Molecular Genetics Laboratory, Humanitas Clinical and Research Center, Milan, Italy.
Cancer. 2013 Jan 15;119(2):266-76. doi: 10.1002/cncr.27722. Epub 2012 Jul 11.
Colorectal cancer (CRC) prognosis and survival are strictly related to the development of distant metastases. New targeted therapies have increased patient survival, but the objective response rate is still very limited, partially because of a traditional focus on designing treatment according to the molecular profile of the primary tumor regardless the diversity between the primary tumor and metastases. The objective of this study was to evaluate the presence of molecular heterogeneity during metastatic progression and its potential impact on clinical treatment.

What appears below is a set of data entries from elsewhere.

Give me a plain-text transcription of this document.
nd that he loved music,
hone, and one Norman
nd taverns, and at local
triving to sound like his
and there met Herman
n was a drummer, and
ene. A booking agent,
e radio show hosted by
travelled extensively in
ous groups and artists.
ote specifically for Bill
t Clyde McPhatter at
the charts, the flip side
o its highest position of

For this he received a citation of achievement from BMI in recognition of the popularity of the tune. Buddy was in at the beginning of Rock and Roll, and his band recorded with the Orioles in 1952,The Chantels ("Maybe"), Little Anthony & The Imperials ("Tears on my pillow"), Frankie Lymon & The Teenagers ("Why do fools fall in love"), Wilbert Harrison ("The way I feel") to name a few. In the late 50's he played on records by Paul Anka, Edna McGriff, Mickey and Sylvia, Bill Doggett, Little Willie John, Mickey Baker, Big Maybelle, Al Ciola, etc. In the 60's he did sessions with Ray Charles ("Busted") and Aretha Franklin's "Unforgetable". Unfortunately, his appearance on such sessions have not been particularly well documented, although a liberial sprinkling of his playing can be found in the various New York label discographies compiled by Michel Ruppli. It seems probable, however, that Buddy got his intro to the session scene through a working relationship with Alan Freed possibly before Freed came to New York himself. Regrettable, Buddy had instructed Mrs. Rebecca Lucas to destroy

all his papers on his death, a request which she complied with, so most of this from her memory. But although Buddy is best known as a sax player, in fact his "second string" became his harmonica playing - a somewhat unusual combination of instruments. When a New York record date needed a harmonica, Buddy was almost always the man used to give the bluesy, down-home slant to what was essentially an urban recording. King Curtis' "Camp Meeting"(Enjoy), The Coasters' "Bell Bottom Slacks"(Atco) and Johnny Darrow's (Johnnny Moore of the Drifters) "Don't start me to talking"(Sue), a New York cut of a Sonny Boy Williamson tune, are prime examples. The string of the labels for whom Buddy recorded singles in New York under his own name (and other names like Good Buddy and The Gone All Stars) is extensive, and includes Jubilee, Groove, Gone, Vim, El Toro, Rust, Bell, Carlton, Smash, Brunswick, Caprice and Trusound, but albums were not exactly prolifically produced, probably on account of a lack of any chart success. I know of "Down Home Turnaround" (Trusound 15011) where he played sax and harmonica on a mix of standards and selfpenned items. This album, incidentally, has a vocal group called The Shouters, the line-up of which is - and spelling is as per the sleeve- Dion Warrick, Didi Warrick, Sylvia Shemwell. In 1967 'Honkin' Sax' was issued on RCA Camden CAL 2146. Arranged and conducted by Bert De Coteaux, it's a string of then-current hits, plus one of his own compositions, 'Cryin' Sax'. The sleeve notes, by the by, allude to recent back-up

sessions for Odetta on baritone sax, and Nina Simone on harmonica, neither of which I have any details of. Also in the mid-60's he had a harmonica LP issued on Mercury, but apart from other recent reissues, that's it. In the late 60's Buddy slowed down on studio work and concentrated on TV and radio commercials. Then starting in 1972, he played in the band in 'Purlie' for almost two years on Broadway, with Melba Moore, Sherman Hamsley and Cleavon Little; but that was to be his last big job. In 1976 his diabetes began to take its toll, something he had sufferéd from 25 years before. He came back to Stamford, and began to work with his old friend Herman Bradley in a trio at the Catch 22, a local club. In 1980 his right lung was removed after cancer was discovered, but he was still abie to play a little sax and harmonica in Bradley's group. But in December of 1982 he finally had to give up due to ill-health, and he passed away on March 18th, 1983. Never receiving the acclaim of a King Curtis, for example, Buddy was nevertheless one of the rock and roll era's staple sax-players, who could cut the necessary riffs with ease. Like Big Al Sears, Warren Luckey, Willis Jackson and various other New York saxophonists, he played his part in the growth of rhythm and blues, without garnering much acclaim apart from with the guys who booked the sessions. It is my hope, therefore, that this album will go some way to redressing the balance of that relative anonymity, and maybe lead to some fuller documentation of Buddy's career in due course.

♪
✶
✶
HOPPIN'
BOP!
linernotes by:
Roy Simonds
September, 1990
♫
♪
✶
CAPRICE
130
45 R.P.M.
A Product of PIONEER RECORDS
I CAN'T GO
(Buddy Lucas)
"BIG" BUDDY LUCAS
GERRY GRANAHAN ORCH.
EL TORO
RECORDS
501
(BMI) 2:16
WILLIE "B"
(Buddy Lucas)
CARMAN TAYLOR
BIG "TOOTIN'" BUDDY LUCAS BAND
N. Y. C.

The authors analyzed v-Ki-ras2 Kirsten rat sarcoma viral oncogene homolog (KRAS) codon 12 mutations, the v-Raf murine sarcoma viral oncogene homolog B1 (BRAF) thymine to adenine substitution at codon 1788, and tumor protein 53 (p53) mutations and investigated promoter methylation of Ras association (RalGDS/AF-6) domain family member 1 protein (RASSF1a), E-cadherin, and cyclin-dependent kinase inhibitor 2A (p16INK4a) in 101 primary CRCs (67 stage III and 34 stage IV) and related lymph node and liver metastases.
Lymph node metastases were characterized by fewer alterations compared with primary tumors and liver metastases, especially KRAS (P = .03) and p16INK4a (P = .05). Genetic changes, when detectable in metastases, mostly were retained from the primary tumor, whereas epigenetic changes more frequently were acquired de novo. Overall, 31 distinct CRC molecular profiles were detected, none of which characterized a particular tumor stage. When the metastatic lesions also were included in the profiles, there were 53 distinct molecular profiles in 67 patients with stage III disease and 34 distinct molecular profiles in 34 patients with stage IV disease.
Lymph node and liver metastases appear to originate in clonally different processes, with more molecular alterations occurring in distant metastases than in lymph node metastases and with elevated heterogeneity of the primary tumor. Thus, potential prognostic targets should be carefully evaluated for their heterogeneity in both primary tumors and distant metastases to avoid erroneous misclassification.
结直肠癌(CRC)的预后和生存与远处转移的发展密切相关。新的靶向治疗方法提高了患者的生存率,但客观缓解率仍然非常有限,部分原因是传统上侧重于根据原发性肿瘤的分子谱设计治疗方案,而忽略了原发性肿瘤和转移瘤之间的多样性。本研究的目的是评估转移进展过程中分子异质性的存在及其对临床治疗的潜在影响。
作者分析了 v-Ki-ras2 Kirsten 大鼠肉瘤病毒癌基因同源物(KRAS)密码子 12 突变、v-Raf 鼠肉瘤病毒癌基因同源物 B1(BRAF)胸腺嘧啶到腺嘌呤取代密码子 1788 以及肿瘤蛋白 53(p53)突变,并研究了 Ras 相关(RalGDS/AF-6)域家族成员 1 蛋白(RASSF1a)、E-钙黏蛋白和细胞周期蛋白依赖性激酶抑制剂 2A(p16INK4a)在 101 例原发性 CRC(67 例 III 期和 34 例 IV 期)及其相关淋巴结和肝转移灶中的启动子甲基化。
与原发性肿瘤和肝转移灶相比,淋巴结转移灶的改变较少,尤其是 KRAS(P =.03)和 p16INK4a(P =.05)。在转移灶中可检测到的遗传变化主要来自原发性肿瘤,而表观遗传变化更常是新获得的。总体而言,检测到 31 种不同的 CRC 分子谱,没有一种谱特征与特定的肿瘤分期有关。当将转移性病变也纳入这些谱中时,在 67 例 III 期疾病患者中发现了 53 种不同的分子谱,在 34 例 IV 期疾病患者中发现了 34 种不同的分子谱。
淋巴结和肝转移似乎起源于克隆不同的过程,与淋巴结转移相比,远处转移的分子变化更多,且原发性肿瘤的异质性增加。因此,为了避免错误的分类,应仔细评估潜在的预后靶点在原发性肿瘤和远处转移中的异质性。